Vendredi 23 mars 2012 : Découverte d’une partie des programmes nutritionnels aujourd’hui : départ pour Mondo, à un peu plus d’une heure de piste de Mao. Le Centre nutritionnel thérapeutique que soutient ACF est installé au sein du centre de santé de la ville. On est accueilli par le directeur du centre de santé ainsi que les équipes nutritionnelles (Sylvain, Pascaline, Ramadane qui a travaillé toute la nuit mais est encore là, Moussa et Abakar).

Beaucoup de monde encore aujourd’hui au sein du centre de santé, car en plus du centre nutritionnel thérapeutique, c’est également le jour du Centre nutritionnel ambulatoire.

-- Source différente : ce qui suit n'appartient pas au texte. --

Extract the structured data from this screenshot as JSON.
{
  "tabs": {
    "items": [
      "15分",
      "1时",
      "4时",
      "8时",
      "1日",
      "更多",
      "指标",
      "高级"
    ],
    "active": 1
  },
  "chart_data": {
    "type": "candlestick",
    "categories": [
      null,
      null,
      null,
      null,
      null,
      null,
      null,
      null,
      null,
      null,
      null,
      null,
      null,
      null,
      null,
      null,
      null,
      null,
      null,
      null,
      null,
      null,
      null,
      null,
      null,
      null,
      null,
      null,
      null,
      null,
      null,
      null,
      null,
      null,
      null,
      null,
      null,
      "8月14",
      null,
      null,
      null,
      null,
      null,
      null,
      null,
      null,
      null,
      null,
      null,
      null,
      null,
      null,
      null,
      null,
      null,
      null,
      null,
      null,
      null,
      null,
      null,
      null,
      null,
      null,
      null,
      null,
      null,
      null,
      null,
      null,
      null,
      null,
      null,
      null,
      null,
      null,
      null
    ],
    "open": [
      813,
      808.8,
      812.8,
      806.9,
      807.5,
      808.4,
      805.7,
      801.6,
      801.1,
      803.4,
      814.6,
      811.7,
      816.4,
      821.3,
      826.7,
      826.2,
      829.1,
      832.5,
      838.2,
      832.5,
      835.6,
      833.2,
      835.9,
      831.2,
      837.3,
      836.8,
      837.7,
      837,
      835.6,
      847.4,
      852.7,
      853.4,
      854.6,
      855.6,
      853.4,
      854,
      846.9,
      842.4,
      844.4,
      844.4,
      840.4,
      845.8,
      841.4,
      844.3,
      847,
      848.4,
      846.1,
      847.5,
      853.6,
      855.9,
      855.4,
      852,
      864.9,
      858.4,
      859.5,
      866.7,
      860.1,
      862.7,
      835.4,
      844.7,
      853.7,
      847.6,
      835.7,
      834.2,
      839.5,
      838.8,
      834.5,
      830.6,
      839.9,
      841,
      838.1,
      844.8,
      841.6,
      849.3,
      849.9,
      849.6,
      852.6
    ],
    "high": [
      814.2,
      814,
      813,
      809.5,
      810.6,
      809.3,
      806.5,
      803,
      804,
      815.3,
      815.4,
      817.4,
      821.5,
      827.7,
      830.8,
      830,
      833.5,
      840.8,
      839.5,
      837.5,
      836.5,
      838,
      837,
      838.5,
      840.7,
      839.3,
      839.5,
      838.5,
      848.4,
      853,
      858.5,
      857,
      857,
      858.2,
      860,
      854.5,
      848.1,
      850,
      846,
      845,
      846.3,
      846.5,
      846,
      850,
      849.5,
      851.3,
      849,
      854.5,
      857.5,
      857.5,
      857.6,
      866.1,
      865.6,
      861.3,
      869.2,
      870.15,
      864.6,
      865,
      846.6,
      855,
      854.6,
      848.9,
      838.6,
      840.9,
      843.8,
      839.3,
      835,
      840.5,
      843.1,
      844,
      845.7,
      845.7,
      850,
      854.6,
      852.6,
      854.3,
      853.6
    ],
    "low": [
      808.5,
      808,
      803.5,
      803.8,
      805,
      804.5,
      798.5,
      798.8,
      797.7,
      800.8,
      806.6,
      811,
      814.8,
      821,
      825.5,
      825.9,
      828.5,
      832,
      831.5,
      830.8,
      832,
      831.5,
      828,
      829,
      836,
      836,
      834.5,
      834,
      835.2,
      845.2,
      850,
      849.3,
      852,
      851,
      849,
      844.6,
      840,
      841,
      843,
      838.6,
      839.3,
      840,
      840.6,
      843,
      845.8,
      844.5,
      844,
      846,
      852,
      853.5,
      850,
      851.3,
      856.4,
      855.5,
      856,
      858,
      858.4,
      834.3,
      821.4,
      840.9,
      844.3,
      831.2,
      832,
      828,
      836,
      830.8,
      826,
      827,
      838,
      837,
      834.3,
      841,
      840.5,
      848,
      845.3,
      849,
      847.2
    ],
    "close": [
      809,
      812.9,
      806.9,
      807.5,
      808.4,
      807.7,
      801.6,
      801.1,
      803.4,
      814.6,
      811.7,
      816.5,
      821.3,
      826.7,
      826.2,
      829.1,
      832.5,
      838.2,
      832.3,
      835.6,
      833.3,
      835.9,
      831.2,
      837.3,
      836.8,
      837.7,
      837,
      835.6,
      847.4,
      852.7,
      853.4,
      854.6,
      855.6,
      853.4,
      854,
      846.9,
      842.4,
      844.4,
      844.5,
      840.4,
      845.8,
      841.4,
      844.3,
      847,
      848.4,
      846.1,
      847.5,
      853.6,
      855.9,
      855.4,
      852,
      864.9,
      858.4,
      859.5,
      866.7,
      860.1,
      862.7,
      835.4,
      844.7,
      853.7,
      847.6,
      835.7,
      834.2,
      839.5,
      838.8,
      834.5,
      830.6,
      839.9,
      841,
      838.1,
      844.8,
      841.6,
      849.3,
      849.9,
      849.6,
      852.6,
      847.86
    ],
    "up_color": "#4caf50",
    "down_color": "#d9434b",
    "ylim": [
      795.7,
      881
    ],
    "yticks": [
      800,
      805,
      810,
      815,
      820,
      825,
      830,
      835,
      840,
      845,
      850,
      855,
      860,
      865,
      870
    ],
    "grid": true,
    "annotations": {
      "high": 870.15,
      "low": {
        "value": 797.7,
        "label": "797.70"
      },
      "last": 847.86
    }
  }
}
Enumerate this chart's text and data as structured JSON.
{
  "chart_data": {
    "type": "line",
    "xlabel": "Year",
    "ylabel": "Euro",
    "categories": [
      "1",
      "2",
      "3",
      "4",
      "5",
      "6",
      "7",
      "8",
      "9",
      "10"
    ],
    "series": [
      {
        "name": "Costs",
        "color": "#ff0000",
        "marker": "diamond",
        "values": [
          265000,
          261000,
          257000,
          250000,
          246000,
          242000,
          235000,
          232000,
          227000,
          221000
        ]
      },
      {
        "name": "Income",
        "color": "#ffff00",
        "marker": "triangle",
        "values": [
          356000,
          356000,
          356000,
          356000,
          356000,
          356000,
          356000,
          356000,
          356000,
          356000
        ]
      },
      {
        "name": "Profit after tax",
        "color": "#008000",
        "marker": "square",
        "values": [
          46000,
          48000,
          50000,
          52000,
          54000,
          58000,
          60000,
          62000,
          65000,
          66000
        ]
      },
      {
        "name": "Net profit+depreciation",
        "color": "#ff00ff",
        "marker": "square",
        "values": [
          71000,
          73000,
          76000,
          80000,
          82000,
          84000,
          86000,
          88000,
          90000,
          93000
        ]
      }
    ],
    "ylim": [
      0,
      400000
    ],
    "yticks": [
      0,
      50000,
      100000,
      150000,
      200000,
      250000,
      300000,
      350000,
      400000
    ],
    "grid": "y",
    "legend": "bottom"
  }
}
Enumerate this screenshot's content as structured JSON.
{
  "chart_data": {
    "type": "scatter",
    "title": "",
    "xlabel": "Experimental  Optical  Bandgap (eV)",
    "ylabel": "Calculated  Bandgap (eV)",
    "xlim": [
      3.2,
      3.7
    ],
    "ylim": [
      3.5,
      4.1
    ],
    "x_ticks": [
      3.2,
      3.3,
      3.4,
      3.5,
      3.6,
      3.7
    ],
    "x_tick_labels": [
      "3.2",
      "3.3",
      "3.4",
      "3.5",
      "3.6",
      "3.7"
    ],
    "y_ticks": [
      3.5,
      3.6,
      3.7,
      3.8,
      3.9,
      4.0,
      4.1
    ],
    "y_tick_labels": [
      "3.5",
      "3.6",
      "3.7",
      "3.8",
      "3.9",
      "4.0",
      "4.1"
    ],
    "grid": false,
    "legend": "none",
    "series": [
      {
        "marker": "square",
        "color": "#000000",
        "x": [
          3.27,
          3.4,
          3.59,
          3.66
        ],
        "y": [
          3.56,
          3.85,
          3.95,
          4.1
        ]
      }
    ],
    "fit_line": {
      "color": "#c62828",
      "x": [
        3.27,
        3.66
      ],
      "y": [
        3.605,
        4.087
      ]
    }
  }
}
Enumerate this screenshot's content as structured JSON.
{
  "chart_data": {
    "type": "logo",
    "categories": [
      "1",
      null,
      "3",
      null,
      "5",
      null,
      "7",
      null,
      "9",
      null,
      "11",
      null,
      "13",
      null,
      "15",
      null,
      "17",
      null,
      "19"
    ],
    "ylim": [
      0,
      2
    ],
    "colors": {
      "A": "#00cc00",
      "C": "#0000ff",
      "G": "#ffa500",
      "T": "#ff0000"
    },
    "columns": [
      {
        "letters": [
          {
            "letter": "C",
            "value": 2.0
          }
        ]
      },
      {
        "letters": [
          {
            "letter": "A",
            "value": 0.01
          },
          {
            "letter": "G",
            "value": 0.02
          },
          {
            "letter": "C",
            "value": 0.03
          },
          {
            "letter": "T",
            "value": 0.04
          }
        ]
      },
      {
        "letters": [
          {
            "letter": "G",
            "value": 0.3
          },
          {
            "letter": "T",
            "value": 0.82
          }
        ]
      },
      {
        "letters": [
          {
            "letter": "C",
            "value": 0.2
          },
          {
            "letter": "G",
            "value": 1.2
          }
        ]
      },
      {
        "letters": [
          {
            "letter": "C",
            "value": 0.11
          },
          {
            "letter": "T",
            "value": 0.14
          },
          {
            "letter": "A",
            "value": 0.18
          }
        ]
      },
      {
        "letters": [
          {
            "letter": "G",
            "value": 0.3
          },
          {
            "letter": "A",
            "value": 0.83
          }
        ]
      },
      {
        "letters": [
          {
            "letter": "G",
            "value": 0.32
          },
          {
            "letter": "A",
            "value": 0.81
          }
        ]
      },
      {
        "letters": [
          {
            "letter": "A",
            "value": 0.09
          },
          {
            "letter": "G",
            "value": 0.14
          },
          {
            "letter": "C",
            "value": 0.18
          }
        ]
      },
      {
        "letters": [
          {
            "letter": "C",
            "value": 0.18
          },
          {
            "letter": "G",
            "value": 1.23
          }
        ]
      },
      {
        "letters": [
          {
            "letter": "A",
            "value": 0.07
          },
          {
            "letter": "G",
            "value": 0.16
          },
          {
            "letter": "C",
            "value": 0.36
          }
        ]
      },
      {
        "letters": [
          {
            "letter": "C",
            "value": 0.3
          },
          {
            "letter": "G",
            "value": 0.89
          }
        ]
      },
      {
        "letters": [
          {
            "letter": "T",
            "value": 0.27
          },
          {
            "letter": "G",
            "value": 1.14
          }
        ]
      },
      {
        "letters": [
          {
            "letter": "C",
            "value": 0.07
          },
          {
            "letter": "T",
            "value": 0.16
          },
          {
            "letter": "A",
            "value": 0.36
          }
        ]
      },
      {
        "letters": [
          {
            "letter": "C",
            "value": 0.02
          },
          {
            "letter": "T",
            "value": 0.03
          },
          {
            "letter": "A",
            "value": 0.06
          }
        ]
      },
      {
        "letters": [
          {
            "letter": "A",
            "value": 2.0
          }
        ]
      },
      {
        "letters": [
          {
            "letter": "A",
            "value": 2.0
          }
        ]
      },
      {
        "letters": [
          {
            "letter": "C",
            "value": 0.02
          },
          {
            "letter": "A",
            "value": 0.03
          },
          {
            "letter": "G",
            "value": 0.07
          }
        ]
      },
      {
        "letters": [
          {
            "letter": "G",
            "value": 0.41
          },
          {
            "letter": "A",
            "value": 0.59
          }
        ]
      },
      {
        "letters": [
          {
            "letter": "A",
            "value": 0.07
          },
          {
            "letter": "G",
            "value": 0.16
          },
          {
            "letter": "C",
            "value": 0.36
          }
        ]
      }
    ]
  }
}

Dans le Kanem, ACF soutient deux types de structures pour la prise en charge de la malnutrition : les Centres Nutritionnels Thérapeutiques (CNT) pour les enfants atteints de malnutrition aigue sévère avec des complications nécessitant une hospitalisation 24h/24, et 20 Centres Nutritionnels Ambulatoires (CNA) pour les enfants également sévèrement malnutris mais qui peuvent être soignés à domicile. Pour ces derniers, il s’agira de passer une fois par semaine pour une visite médicale permettant de suivre leur évolution et pour récupérer leur ration hebdomadaire de Plumpy Nut, le médicament contre la malnutrition aigue sévère.

Petit à petit, les enfants reprennent vie et les mamans se détendent !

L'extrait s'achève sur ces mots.